Cancer of the oesophagus is becoming more common in Europe and North America. Around 7,800 people in the UK are diagnosed each year. The exact causes of this cancer aren't fully understood. It appears to be more common in people who have long-term acid reflux (backflow of stomach acid into the oesophagus). Other factors that can affect the risk of developing cancer of the oesophagus include:
- Gender - It is more common in men than in women.
- Age - The risk of developing oesophageal cancer increases as we get older. It occurs most commonly in people over 45.
- Smoking - The longer a person smokes and the more tobacco they smoke, the greater the risk.
- Alcohol - Drinking a lot of alcohol over a long period of time increases your risk, especially if you smoke too.
- Diet - Having a diet low in fresh fruit and vegetables is linked to an increased risk of oesophageal cancer.
- Obesity - Being overweight is associated with a higher risk. This is thought to be because long-term acid reflux is more common in people who are overweight.
This paper looks at the effect of giving up alcohol on the risk of oesophageal cancer: it is based on 17 studies providing such information, 9 of which provided data for a meta-analysis. The authors conclude that an alcohol-related increased risk of oesophageal cancer is reversible following giving up alcohol, taking up to 16 years to return to the risk level for non-drinkers. The authors estimate that about one-half of the reduction in risk of cancer may occur within in a much shorter time, perhaps within about 4 or 5 years.

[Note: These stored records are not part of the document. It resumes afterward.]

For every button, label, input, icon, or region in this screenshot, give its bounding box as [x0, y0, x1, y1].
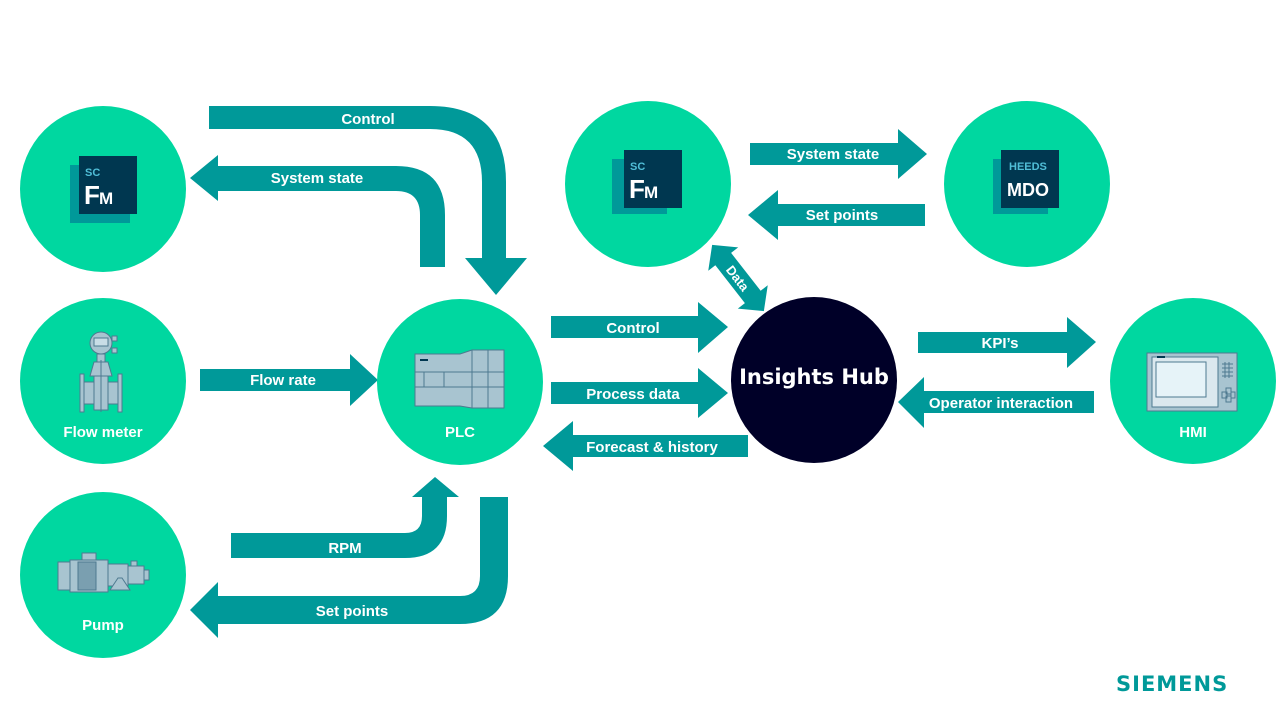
node-insights-hub[interactable]: Insights Hub: [731, 297, 897, 463]
svg-text:HEEDS: HEEDS: [1009, 161, 1047, 173]
node-label: Flow meter: [63, 424, 142, 441]
arrow-process-data: Process data: [551, 368, 728, 418]
svg-text:M: M: [99, 189, 113, 208]
svg-text:F: F: [84, 180, 100, 210]
node-label: HMI: [1179, 424, 1207, 441]
svg-text:F: F: [629, 174, 645, 204]
heeds-mdo-logo-icon: HEEDS MDO: [993, 150, 1059, 214]
arrow-set-points-to-pump: Set points: [190, 497, 508, 638]
node-hmi[interactable]: HMI: [1110, 298, 1276, 464]
node-pump[interactable]: Pump: [20, 492, 186, 658]
svg-text:MDO: MDO: [1007, 180, 1049, 200]
arrow-label: Control: [606, 320, 659, 337]
node-sc-fm-left[interactable]: SC F M: [20, 106, 186, 272]
svg-text:SC: SC: [630, 161, 645, 173]
pump-icon: [57, 552, 150, 593]
arrow-forecast-history: Forecast & history: [543, 421, 748, 471]
arrow-control-to-plc: Control: [209, 106, 527, 295]
arrow-rpm: RPM: [231, 477, 459, 558]
arrow-kpis: KPI’s: [918, 317, 1096, 368]
node-plc[interactable]: PLC: [377, 299, 543, 465]
plc-icon: [414, 349, 505, 409]
simcenter-flomaster-logo-icon: SC F M: [612, 150, 682, 214]
arrow-label: KPI’s: [982, 335, 1019, 352]
arrow-set-points-to-scfm: Set points: [748, 190, 925, 240]
node-flow-meter[interactable]: Flow meter: [20, 298, 186, 464]
node-heeds-mdo[interactable]: HEEDS MDO: [944, 101, 1110, 267]
hmi-panel-icon: [1146, 352, 1238, 412]
node-label: Insights Hub: [739, 365, 889, 389]
arrow-system-state-to-heeds: System state: [750, 129, 927, 179]
simcenter-flomaster-logo-icon: SC F M: [70, 156, 137, 223]
arrow-system-state-to-scfm: System state: [190, 155, 445, 267]
arrow-label: Set points: [806, 207, 879, 224]
arrow-data: Data: [708, 244, 768, 312]
arrow-label: System state: [787, 146, 880, 163]
arrow-label: System state: [271, 170, 364, 187]
arrow-label: Flow rate: [250, 372, 316, 389]
arrow-label: RPM: [328, 540, 361, 557]
node-label: PLC: [445, 424, 475, 441]
svg-text:M: M: [644, 183, 658, 202]
siemens-logo: SIEMENS: [1116, 672, 1228, 696]
arrow-label: Control: [341, 111, 394, 128]
svg-text:SC: SC: [85, 167, 100, 179]
arrow-operator-interaction: Operator interaction: [898, 377, 1094, 428]
arrow-label: Set points: [316, 603, 389, 620]
arrow-flow-rate: Flow rate: [200, 354, 378, 406]
flow-meter-icon: [79, 331, 123, 413]
arrow-control-to-hub: Control: [551, 302, 728, 353]
arrow-label: Process data: [586, 386, 680, 403]
arrow-label: Forecast & history: [586, 439, 718, 456]
node-sc-fm-right[interactable]: SC F M: [565, 101, 731, 267]
arrow-label: Operator interaction: [929, 395, 1073, 412]
node-label: Pump: [82, 617, 124, 634]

Forum reviewers considered this to be a well-done analysis. Forum members emphasized, as did the authors, a number of limitations of the study. Adjustments for smoking may not have been adequate: most upper aero-digestive cancers show a strong interaction between smoking and alcohol consumption in relation to cancer risk, (there is little effect of moderate alcohol consumption among non-smokers found in studies).
Further, large differences in the alcohol-cancer association were shown in this study for different geographical regions (some associations being much higher in Asia than in Europe or North America), but such differences were not adjusted for in the main analyses. The fact that the authors of this paper did not have data permitting the separation of ex-drinkers and never drinkers (both groups being included in the "non-drinker" category), and their inability to judge the effects of the baseline pattern of drinking (regular versus binge drinking), may also be limitations to the interpretation of their results. Adjustment for such factors may have influenced the effects of stopping drinking on subsequent cancer risk, and markedly changed the calculated effects on the numbers of cancers prevented worldwide.
In any case, the fact that cessation of drinking may reduce the risk of oesophageal cancer is of importance. Other studies suggest further that reducing the amount of alcohol consumed to moderate levels rather than the complete cessation of drinking, may be associated with lowering of cancer risk among non-smokers, and low-level regular alcohol intake has been shown to have beneficial health effects on cardiovascular disease, diabetes, and other medical conditions.